话落,张忠沉默了片刻,内心满是纠结与担忧,但最终还是遵从了陛下的旨意,随即向着眼前之人行了一礼。
“……还望陛下小心为妙。臣……告退。”说罢,他的身影便迅速消失,似是离开了此处。
……
待自身周围并无一人之时,政乾沐不禁缓缓开口,沉声道:“如今此地独我一人,难道你们还要错过这个机会吗?”
话音刚落,一阵鼓掌声缓缓从政乾沐的身后传来。
“不得不说,您的洞察能力还真是强呢,陛下。”
政乾沐循声转头望去,发现来人竟是五珺仕之一的郭嵩。
“郭嵩?”政乾沐望着眼前之人一袭红黑色官袍的模样,不禁皱了皱眉头。但转念一想,便突然释怀地笑出了声。
“哈哈,也是。朕早该想到的。”
郭嵩听罢,再次鼓起了掌,脸上还透露出了一丝狡黠的笑容。
“不愧是陛下,总是比别人多想了几步呢~”
见眼前之人已然承认宫中的累累罪行,政乾沐不禁略显意外地反问道:“所以这是不打算藏了?”

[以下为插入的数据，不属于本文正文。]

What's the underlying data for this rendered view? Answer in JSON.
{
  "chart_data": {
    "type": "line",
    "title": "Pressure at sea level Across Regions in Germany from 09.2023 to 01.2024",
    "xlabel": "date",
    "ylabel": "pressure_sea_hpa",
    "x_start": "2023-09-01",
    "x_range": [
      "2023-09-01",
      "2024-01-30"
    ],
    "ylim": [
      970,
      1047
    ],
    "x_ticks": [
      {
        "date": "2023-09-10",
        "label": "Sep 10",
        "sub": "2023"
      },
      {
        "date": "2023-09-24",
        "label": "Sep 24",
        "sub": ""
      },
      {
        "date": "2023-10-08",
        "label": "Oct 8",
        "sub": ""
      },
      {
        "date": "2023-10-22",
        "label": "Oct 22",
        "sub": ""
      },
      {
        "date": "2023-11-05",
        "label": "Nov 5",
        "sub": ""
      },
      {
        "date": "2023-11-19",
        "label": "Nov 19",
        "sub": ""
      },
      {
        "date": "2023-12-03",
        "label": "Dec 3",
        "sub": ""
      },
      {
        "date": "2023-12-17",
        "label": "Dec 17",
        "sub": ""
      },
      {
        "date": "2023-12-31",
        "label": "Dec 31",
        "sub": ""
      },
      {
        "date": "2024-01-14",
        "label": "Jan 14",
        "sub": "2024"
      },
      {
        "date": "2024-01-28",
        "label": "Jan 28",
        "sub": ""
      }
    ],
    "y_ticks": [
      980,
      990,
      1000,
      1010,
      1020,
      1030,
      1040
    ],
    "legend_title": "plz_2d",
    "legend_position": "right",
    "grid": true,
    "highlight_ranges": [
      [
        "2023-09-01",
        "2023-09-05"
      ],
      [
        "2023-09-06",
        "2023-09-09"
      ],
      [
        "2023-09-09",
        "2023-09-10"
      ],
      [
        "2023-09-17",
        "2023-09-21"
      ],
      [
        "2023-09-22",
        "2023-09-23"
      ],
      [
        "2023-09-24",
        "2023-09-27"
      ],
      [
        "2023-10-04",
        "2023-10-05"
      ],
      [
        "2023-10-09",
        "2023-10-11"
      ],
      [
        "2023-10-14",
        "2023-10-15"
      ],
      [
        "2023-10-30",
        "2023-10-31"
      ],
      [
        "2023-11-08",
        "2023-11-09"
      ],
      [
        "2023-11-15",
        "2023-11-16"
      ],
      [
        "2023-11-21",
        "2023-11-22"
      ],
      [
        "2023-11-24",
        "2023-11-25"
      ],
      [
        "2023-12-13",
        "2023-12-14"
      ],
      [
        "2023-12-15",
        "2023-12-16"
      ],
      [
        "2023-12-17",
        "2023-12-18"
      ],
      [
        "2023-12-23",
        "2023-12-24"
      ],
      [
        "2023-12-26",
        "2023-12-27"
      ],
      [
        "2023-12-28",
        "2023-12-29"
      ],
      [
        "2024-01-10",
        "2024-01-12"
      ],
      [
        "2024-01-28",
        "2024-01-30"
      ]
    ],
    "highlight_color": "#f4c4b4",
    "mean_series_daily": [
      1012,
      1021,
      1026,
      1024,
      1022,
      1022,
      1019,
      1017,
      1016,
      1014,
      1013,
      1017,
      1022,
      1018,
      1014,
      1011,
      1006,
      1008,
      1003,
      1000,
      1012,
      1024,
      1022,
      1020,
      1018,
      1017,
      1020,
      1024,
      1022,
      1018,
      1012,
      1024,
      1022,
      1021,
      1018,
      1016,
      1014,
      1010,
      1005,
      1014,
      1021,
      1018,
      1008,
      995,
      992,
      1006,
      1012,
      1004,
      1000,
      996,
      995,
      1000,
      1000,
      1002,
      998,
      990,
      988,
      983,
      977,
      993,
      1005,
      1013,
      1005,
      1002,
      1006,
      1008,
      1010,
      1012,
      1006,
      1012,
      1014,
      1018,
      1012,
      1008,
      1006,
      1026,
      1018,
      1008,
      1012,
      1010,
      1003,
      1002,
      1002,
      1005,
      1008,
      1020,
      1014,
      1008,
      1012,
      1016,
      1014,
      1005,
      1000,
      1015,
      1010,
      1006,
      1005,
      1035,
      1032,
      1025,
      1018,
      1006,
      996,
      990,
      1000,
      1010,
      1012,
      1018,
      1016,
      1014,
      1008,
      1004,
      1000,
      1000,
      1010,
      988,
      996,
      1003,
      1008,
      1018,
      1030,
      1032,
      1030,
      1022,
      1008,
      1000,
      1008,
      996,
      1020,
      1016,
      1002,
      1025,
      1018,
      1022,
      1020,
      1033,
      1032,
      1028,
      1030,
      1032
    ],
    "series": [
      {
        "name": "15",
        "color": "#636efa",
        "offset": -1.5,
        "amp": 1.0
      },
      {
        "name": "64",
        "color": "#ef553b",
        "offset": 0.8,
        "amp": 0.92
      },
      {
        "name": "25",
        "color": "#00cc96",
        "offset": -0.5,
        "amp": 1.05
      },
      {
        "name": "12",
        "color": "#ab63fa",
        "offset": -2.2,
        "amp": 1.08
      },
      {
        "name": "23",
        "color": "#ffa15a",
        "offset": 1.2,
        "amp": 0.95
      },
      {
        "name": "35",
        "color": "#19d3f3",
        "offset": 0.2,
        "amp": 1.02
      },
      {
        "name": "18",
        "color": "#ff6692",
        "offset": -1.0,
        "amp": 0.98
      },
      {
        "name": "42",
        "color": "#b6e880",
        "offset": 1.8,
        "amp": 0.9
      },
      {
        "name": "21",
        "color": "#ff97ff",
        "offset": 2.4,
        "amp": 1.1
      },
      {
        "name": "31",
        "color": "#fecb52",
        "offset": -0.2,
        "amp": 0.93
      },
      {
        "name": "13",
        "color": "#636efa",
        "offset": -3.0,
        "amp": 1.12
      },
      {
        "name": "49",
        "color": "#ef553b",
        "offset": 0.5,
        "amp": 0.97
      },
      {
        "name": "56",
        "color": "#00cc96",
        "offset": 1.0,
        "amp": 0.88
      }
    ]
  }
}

言罢,郭嵩显然不认同政乾沐的看法,于是便出声否认地摇了摇头:“藏这个词,可不适合在下。
毕竟,在下可从来没有藏手藏脚的习惯,而您直到此时才看见在下的原因,也不过仅仅只是个处理障碍的契机罢了。”
政乾沐闻言嗤笑一声,随即毫不在意地回应道:“既然你们此行目的明确,那便动手吧。”
听闻此言,郭嵩连忙双手举起做出投降的动作,脸上还不断露出讪讪的笑容。
“欸~陛下,您误会了我们的意思,我们今日前来并不是主要为了与您动手,而是陪您聊天解闷的。”
“聊天解闷?既是如此,那他们又为何会手握刀剑,严阵以待?”说罢,政乾沐不禁意有所指地环顾了一眼自身周围。
只见那些里一圈,外一圈,且各个刀剑相向的黑衣人,如同一座无形的牢笼将他紧紧包围。